2. Look up the ticket
"$DB" get-followup --id <ticket-number>
This prints a JSON object (ticket, project_name, title, detail, status,
run_id, and a comments timeline). If the command fails / prints nothing, the
ticket does not exist — report that and stop (suggest "$DB" list-followups to
see open tickets).
Note the ticket's title, project_name, and current status. If it is already
closed (done/wontdo), still proceed (a late comment or re-close is allowed),
but mention its current state in your report.
3. Determine the comment
If the user supplied a comment, use it verbatim. Otherwise, compose one concise
sentence describing what has happened toward this ticket using the current
session context — reference the concrete action/finding/decision if the session
has one; otherwise use the short status-appropriate fallback above. Keep it to a
single sentence.
4. Record it
"$DB" update-followup --id <ticket-number> --action <status> --comment "<comment>"
This appends the comment, sets the ticket's status (update leaves it open;
done→done; nope→wontdo), and, when a close resolves the last open ticket
of a needs_followup run, flips that run to completed. It prints a JSON receipt:
{"ticket":7,"status":"done","run_id":3,"open_remaining":0,"run_completed":true}
5. Report
Tell the user, concisely:
- the ticket number, its project/title, and its new status,
- the comment that was recorded,
- and, from the receipt: how many followups remain open on that run
(
open_remaining), and — if run_completed is true — that this resolved the
last one so the run is now marked Completed. Otherwise note how many remain.

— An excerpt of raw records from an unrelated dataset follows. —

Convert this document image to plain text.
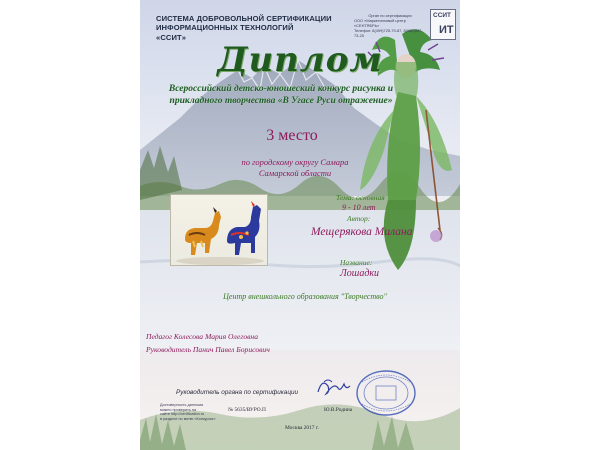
СИСТЕМА ДОБРОВОЛЬНОЙ СЕРТИФИКАЦИИ
ИНФОРМАЦИОННЫХ ТЕХНОЛОГИЙ
«ССИТ»
Орган по сертификации
ООО «Маркетинговый центр «СЕНТЯБРЬ»
Телефон: 8(499)725-79-87, 8(962)907-73-25
ССИТ
ИТ
Диплом
Всероссийский детско-юношеский конкурс рисунка и
прикладного творчества «В Угасе Руси отражение»
3 место
по городскому округу Самара
Самарской области
Тема: основная
9 - 10 лет
Автор:
Мещерякова Милана
Название:
Лошадки
Центр внешкольного образования "Творчество"
Педагог Колесова Мария Олеговна
Руководитель Панич Павел Борисович
Руководитель органа по сертификации
Достоверность диплома
можно проверить на
сайте http://certification.ru
в разделе по меню «Конкурсы».
№ 5635/ВУРО.П	Ю.В.Родина
Москва 2017 г.
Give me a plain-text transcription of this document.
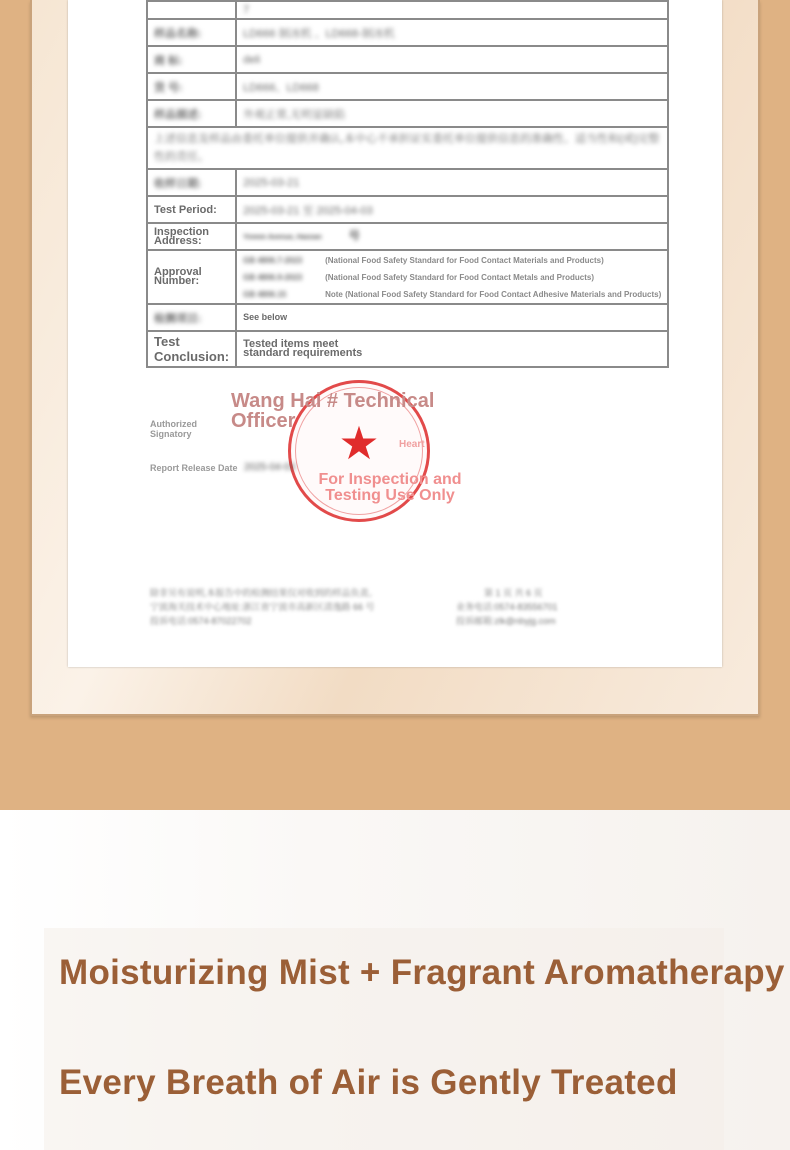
	7
样品名称:	LD666 制冰机 、LD668-制冰机
商 标:	deli
货 号:	LD666、LD668
样品描述:	外观正常,无明显缺陷
上述信息及样品由委托单位提供并确认,本中心不承担证实委托单位提供信息的准确性、适当性和(或)完整性的责任。	
收样日期:	2025-03-21
Test Period:	2025-03-21 至 2025-04-03
Inspection Address:	Yinmin Avenue, Haixian 号
Approval Number:	GB 4806.7-2023 (National Food Safety Standard for Food Contact Materials and Products)
GB 4806.9-2023 (National Food Safety Standard for Food Contact Metals and Products)
GB 4806.15 Note (National Food Safety Standard for Food Contact Adhesive Materials and Products)

检测项目:	See below
Test Conclusion:	Tested items meet standard requirements
Authorized Signatory	★ Heart
Wang Hai # Technical Officer
Report Release Date 2025-04-03
For Inspection and Testing Use Only
除非另有说明,本报告中的检测结果仅对收到的样品负责。
宁波海关技术中心地址:浙江省宁波市高新区清逸路 66 号
投诉电话:0574-87022702
第 1 页 共 6 页
业务电话:0574-83556701
投诉邮箱:zlk@nbyjg.com
Moisturizing Mist + Fragrant Aromatherapy
Every Breath of Air is Gently Treated
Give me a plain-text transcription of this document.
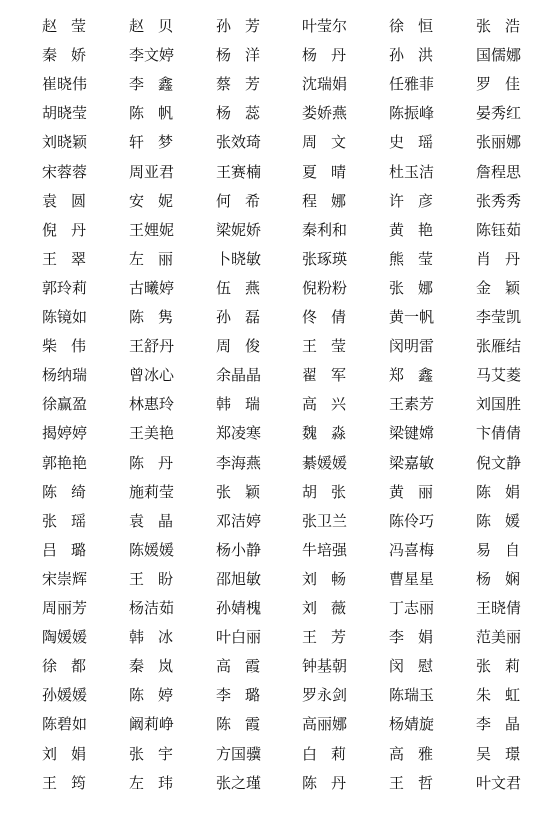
赵莹	赵贝	孙芳	叶莹尔	徐恒	张浩
秦娇	李文婷	杨洋	杨丹	孙洪	国儒娜
崔晓伟	李鑫	蔡芳	沈瑞娟	任雅菲	罗佳
胡晓莹	陈帆	杨蕊	娄娇燕	陈振峰	晏秀红
刘晓颖	轩梦	张效琦	周文	史瑶	张丽娜
宋蓉蓉	周亚君	王赛楠	夏晴	杜玉洁	詹程思
袁圆	安妮	何希	程娜	许彦	张秀秀
倪丹	王娌妮	梁妮娇	秦利和	黄艳	陈钰茹
王翠	左丽	卜晓敏	张琢瑛	熊莹	肖丹
郭玲莉	古曦婷	伍燕	倪粉粉	张娜	金颖
陈镜如	陈隽	孙磊	佟倩	黄一帆	李莹凯
柴伟	王舒丹	周俊	王莹	闵明雷	张雁结
杨纳瑞	曾冰心	余晶晶	翟军	郑鑫	马艾菱
徐赢盈	林惠玲	韩瑞	高兴	王素芳	刘国胜
揭婷婷	王美艳	郑凌寒	魏淼	梁键嫦	卞倩倩
郭艳艳	陈丹	李海燕	綦媛媛	梁嘉敏	倪文静
陈绮	施莉莹	张颖	胡张	黄丽	陈娟
张瑶	袁晶	邓洁婷	张卫兰	陈伶巧	陈媛
吕璐	陈媛媛	杨小静	牛培强	冯喜梅	易自
宋崇辉	王盼	邵旭敏	刘畅	曹星星	杨娴
周丽芳	杨洁茹	孙婧槐	刘薇	丁志丽	王晓倩
陶媛媛	韩冰	叶白丽	王芳	李娟	范美丽
徐都	秦岚	高霞	钟基朝	闵慰	张莉
孙媛媛	陈婷	李璐	罗永剑	陈瑞玉	朱虹
陈碧如	阚莉峥	陈霞	高丽娜	杨婧旋	李晶
刘娟	张宇	方国骥	白莉	高雅	吴璟
王筠	左玮	张之瑾	陈丹	王哲	叶文君
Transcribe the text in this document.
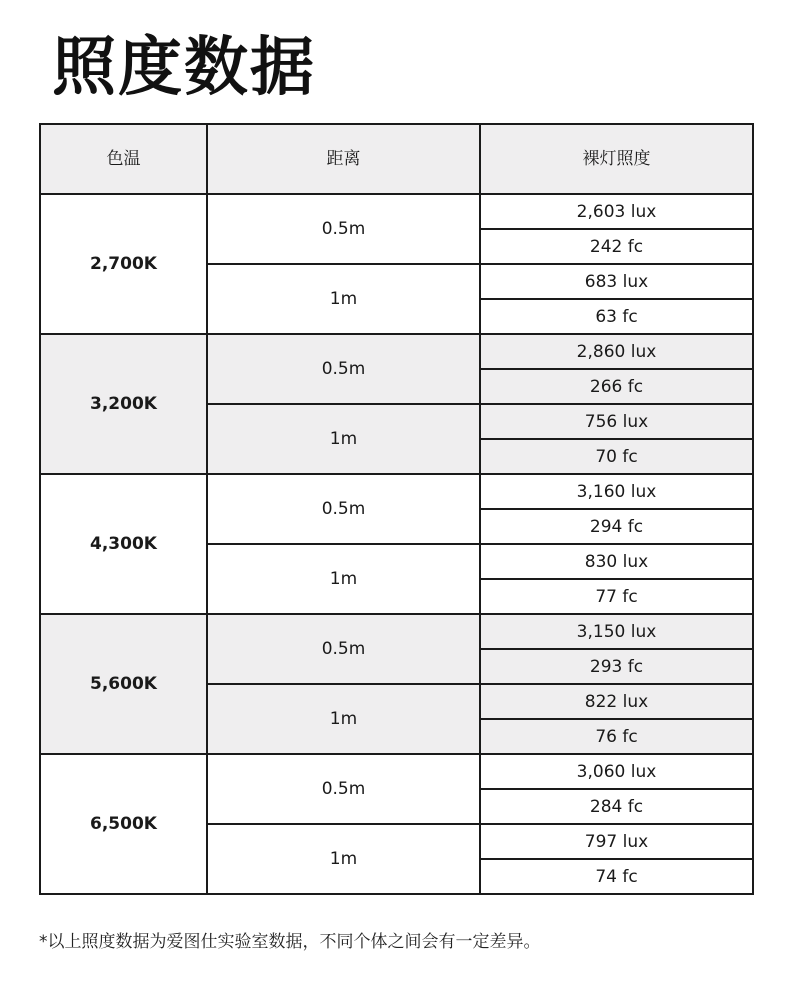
照度数据
色温	距离	裸灯照度
2,700K	0.5m	2,603 lux
		242 fc
	1m	683 lux
		63 fc
3,200K	0.5m	2,860 lux
		266 fc
	1m	756 lux
		70 fc
4,300K	0.5m	3,160 lux
		294 fc
	1m	830 lux
		77 fc
5,600K	0.5m	3,150 lux
		293 fc
	1m	822 lux
		76 fc
6,500K	0.5m	3,060 lux
		284 fc
	1m	797 lux
		74 fc

*以上照度数据为爱图仕实验室数据，不同个体之间会有一定差异。
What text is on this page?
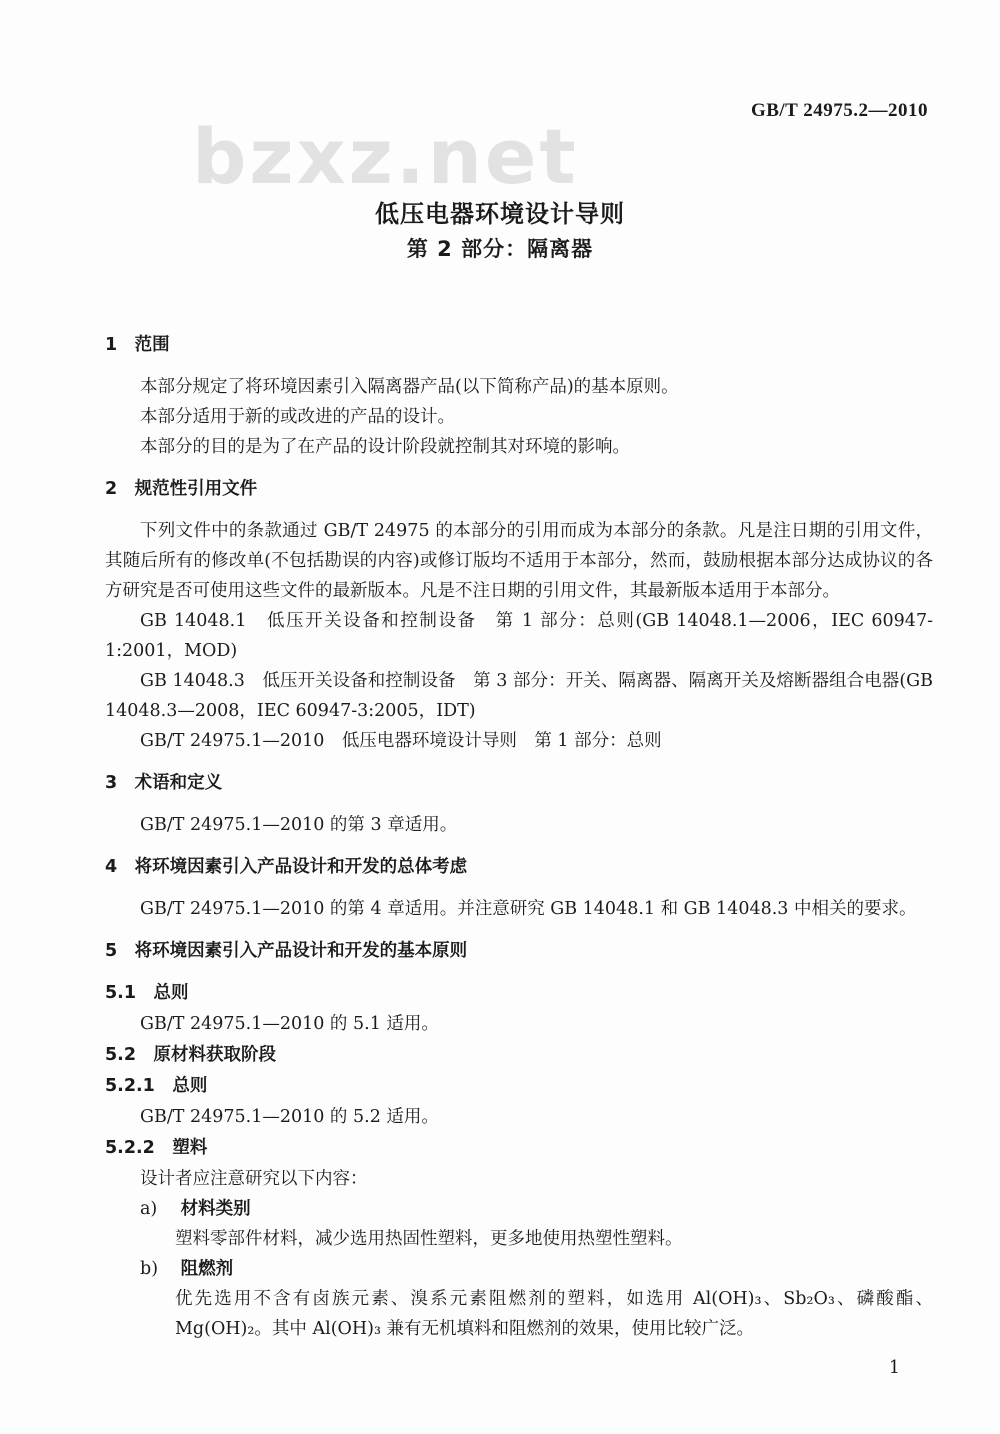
GB/T 24975.2—2010
bzxz.net
低压电器环境设计导则
第 2 部分：隔离器

1　范围

本部分规定了将环境因素引入隔离器产品(以下简称产品)的基本原则。

本部分适用于新的或改进的产品的设计。

本部分的目的是为了在产品的设计阶段就控制其对环境的影响。

2　规范性引用文件

下列文件中的条款通过 GB/T 24975 的本部分的引用而成为本部分的条款。凡是注日期的引用文件，其随后所有的修改单(不包括勘误的内容)或修订版均不适用于本部分，然而，鼓励根据本部分达成协议的各方研究是否可使用这些文件的最新版本。凡是不注日期的引用文件，其最新版本适用于本部分。

GB 14048.1　低压开关设备和控制设备　第 1 部分：总则(GB 14048.1—2006，IEC 60947-1:2001，MOD)

GB 14048.3　低压开关设备和控制设备　第 3 部分：开关、隔离器、隔离开关及熔断器组合电器(GB 14048.3—2008，IEC 60947-3:2005，IDT)

GB/T 24975.1—2010　低压电器环境设计导则　第 1 部分：总则

3　术语和定义

GB/T 24975.1—2010 的第 3 章适用。

4　将环境因素引入产品设计和开发的总体考虑

GB/T 24975.1—2010 的第 4 章适用。并注意研究 GB 14048.1 和 GB 14048.3 中相关的要求。

5　将环境因素引入产品设计和开发的基本原则

5.1　总则

GB/T 24975.1—2010 的 5.1 适用。

5.2　原材料获取阶段

5.2.1　总则

GB/T 24975.1—2010 的 5.2 适用。

5.2.2　塑料

设计者应注意研究以下内容：

a) 材料类别

塑料零部件材料，减少选用热固性塑料，更多地使用热塑性塑料。

b) 阻燃剂

优先选用不含有卤族元素、溴系元素阻燃剂的塑料，如选用 Al(OH)₃、Sb₂O₃、磷酸酯、Mg(OH)₂。其中 Al(OH)₃ 兼有无机填料和阻燃剂的效果，使用比较广泛。

1
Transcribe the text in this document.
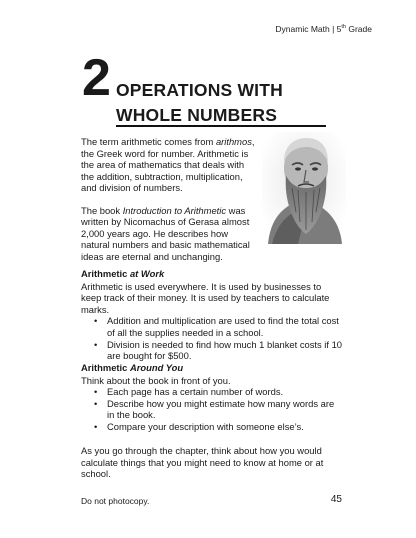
Dynamic Math | 5th Grade
2 OPERATIONS WITH
WHOLE NUMBERS

The term arithmetic comes from arithmos, the Greek word for number. Arithmetic is the area of mathematics that deals with the addition, subtraction, multiplication, and division of numbers.

The book Introduction to Arithmetic was written by Nicomachus of Gerasa almost 2,000 years ago. He describes how natural numbers and basic mathematical ideas are eternal and unchanging.

Arithmetic at Work

Arithmetic is used everywhere. It is used by businesses to keep track of their money. It is used by teachers to calculate marks.

• Addition and multiplication are used to find the total cost of all the supplies needed in a school.
• Division is needed to find how much 1 blanket costs if 10 are bought for $500.
Arithmetic Around You

Think about the book in front of you.

• Each page has a certain number of words.
• Describe how you might estimate how many words are in the book.
• Compare your description with someone else’s.

As you go through the chapter, think about how you would calculate things that you might need to know at home or at school.

Do not photocopy.	45
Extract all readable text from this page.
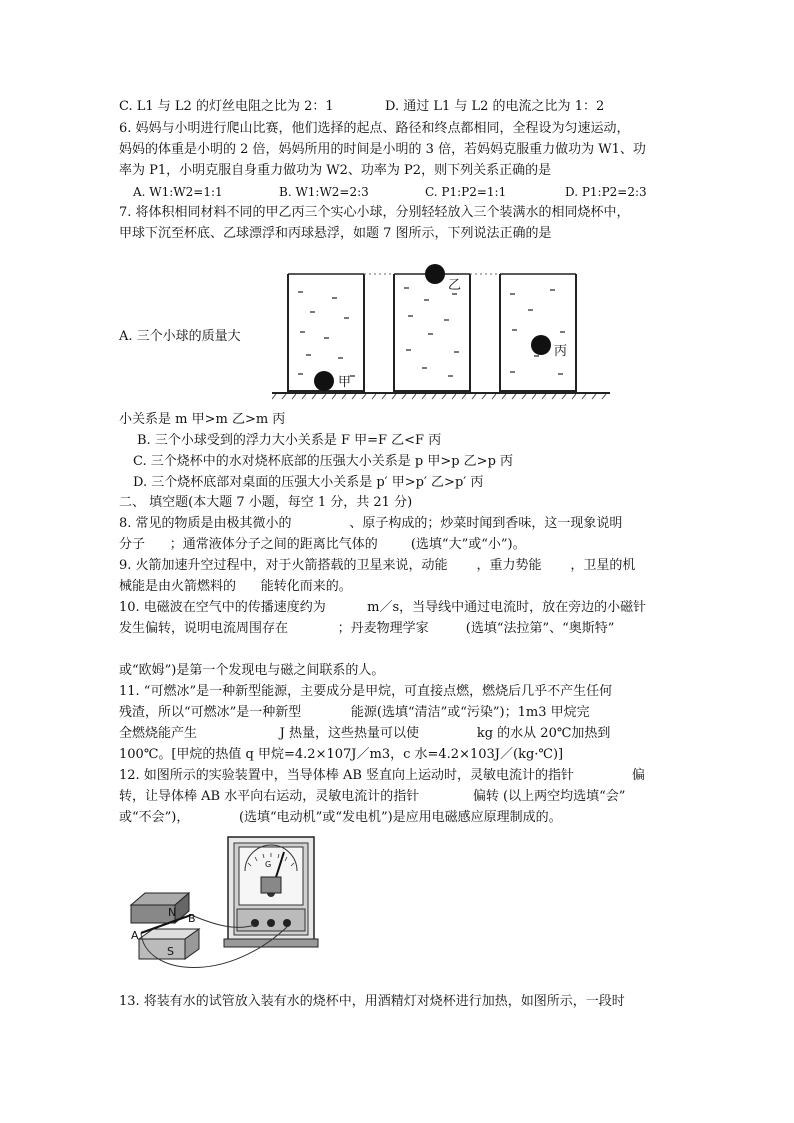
C. L1 与 L2 的灯丝电阻之比为 2：1	D. 通过 L1 与 L2 的电流之比为 1：2
6. 妈妈与小明进行爬山比赛，他们选择的起点、路径和终点都相同，全程设为匀速运动，
妈妈的体重是小明的 2 倍，妈妈所用的时间是小明的 3 倍，若妈妈克服重力做功为 W1、功
率为 P1，小明克服自身重力做功为 W2、功率为 P2，则下列关系正确的是
A. W1:W2=1:1	B. W1:W2=2:3	C. P1:P2=1:1	D. P1:P2=2:3
7. 将体积相同材料不同的甲乙丙三个实心小球，分别轻轻放入三个装满水的相同烧杯中，
甲球下沉至杯底、乙球漂浮和丙球悬浮，如题 7 图所示，下列说法正确的是
A. 三个小球的质量大
甲
乙
丙
小关系是 m 甲>m 乙>m 丙
B. 三个小球受到的浮力大小关系是 F 甲=F 乙<F 丙
C. 三个烧杯中的水对烧杯底部的压强大小关系是 p 甲>p 乙>p 丙
D. 三个烧杯底部对桌面的压强大小关系是 p′ 甲>p′ 乙>p′ 丙
二、 填空题(本大题 7 小题，每空 1 分，共 21 分)
8. 常见的物质是由极其微小的              、原子构成的；炒菜时闻到香味，这一现象说明
分子      ；通常液体分子之间的距离比气体的        (选填“大”或“小”)。
9. 火箭加速升空过程中，对于火箭搭载的卫星来说，动能       ，重力势能       ，卫星的机
械能是由火箭燃料的      能转化而来的。
10. 电磁波在空气中的传播速度约为          m／s，当导线中通过电流时，放在旁边的小磁针
发生偏转，说明电流周围存在            ；丹麦物理学家         (选填“法拉第”、“奥斯特”
或“欧姆”)是第一个发现电与磁之间联系的人。
11. “可燃冰”是一种新型能源，主要成分是甲烷，可直接点燃，燃烧后几乎不产生任何
残渣，所以“可燃冰”是一种新型            能源(选填“清洁”或“污染”)；1m3 甲烷完
全燃烧能产生                    J 热量，这些热量可以使              kg 的水从 20℃加热到
100℃。[甲烷的热值 q 甲烷=4.2×107J／m3，c 水=4.2×103J／(kg·℃)]
12. 如图所示的实验装置中，当导体棒 AB 竖直向上运动时，灵敏电流计的指针              偏
转，让导体棒 AB 水平向右运动，灵敏电流计的指针             偏转 (以上两空均选填“会”
或“不会”)，            (选填“电动机”或“发电机”)是应用电磁感应原理制成的。
N
S
A
B
G
13. 将装有水的试管放入装有水的烧杯中，用酒精灯对烧杯进行加热，如图所示，一段时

Mention that the observability app reflects the change live (the ticket row and
the run status update without a refresh).
Notes
- This skill only touches a single ticket per invocation. To see all tickets for
a run, use
"$DB" list-followups --run <run-id> (or list-followups for all).
- Resolving tickets is the only thing that moves a run from Needs Followup
to Completed — there is no separate "complete the run" step.